The cloud data platform is great for eliminating the burden of scaling up IT infrastructure in an organization. However, the way these platforms achieve that differs. Different architectural and deployment strategies affect some aspects of a business in terms of cost, reliability, and resources. From a cloud agnostic platform to on-demand architecture, cluster data architecture, and more, here are some key considerations to help you choose the right cloud analytics infrastructure for your business.
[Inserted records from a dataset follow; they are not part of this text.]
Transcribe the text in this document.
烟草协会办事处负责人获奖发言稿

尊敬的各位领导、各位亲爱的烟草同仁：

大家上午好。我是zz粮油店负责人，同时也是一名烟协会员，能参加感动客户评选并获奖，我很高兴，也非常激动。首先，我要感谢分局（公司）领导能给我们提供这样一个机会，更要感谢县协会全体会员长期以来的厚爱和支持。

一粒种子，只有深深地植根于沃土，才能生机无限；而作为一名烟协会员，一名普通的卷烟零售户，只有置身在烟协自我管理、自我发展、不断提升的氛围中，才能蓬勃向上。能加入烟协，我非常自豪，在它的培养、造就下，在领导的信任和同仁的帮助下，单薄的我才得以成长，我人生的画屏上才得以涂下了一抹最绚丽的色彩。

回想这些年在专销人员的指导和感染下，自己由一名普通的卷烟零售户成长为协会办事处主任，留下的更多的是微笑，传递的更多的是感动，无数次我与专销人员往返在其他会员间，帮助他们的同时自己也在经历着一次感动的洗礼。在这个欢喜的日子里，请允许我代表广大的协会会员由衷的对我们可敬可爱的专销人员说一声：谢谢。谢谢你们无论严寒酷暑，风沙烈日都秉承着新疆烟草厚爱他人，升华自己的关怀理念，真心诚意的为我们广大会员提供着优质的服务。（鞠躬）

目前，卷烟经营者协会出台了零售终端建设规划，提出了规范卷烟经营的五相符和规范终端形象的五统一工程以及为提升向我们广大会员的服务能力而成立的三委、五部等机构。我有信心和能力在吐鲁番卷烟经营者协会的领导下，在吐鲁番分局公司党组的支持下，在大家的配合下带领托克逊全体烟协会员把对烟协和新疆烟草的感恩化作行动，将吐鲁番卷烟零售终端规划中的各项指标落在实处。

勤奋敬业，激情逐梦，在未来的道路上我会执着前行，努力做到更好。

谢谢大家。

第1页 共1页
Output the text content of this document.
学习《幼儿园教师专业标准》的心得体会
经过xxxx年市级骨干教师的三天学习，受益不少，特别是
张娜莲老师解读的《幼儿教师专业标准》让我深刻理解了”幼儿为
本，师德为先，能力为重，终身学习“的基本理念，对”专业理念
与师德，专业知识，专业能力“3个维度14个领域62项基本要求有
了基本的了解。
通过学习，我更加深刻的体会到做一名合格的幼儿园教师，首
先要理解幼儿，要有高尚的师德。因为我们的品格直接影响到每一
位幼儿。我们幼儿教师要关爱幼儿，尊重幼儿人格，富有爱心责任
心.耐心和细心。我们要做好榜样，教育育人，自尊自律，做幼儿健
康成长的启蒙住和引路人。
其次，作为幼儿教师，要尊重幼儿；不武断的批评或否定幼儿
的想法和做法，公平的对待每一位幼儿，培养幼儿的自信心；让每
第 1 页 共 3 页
The four key considerations to help you choose the right cloud analytics infrastructure are:
- Cloud offerings
There are advantages to choosing both proprietary and native cloud offerings. Proprietary offerings offer a much deeper level of integration with the vendor’s tooling ecosystem than native cloud offerings. However, doing that makes your business more dependent on the vendor’s cloud infrastructure.
On the other hand, native cloud offerings may reduce deployment times and also offer cost savings. But they come with tighter integrations, unlike the proprietary cloud offerings.
Query workloads at your business can help determine what type of architecture you should go for.
Pre-allocated cluster architecture is best when your business has a consistent workload but is not recommended if the workloads are unpredictable. You don’t want to end up paying for a larger cluster during non-peak times after you’ve already utilized the pre-allocated cluster.
In situations where a business has an inconsistent or unpredictable workload, it is crucial to stick with a serverless architecture.
The type of architecture you choose will impact the costs incurred in an organization. If your organization prefers cost predictability, then pre-allocated cluster architecture can offer you peace of mind. The cluster remains open for use for that allocated time.
There is no cost predictability with serverless architecture since they charge according to the time but the cluster is only active when in use. When there are no workloads, the cluster shuts down. The biggest advantage here is that the business saves money as they only pay for what they use.
The organization’s needs will help determine which one to choose between these. If you’re looking for cost predictability rather than cost optimization, it is best to choose a pre-allocated cluster architecture and vice versa.
The workload for business intelligence analytics is continuous and always ongoing, while the workload for data science is one-off.
Platforms that run well with data warehousing are great at collecting data fast and conducting quick table scans. Platforms that run well with data lake architectures offer business operations directly on the data stored in the cloud.
Cloud data platforms that are optimized for data warehouse workloads are great for businesses that have more intense business intelligence analytics.
Businesses that are more reliant on data science and have intense data science analytics should opt for lake house architecture.
It is crucial for you to match the cloud platform architecture and the strategies for deployment with a business’s operational needs, skill set, and use cases.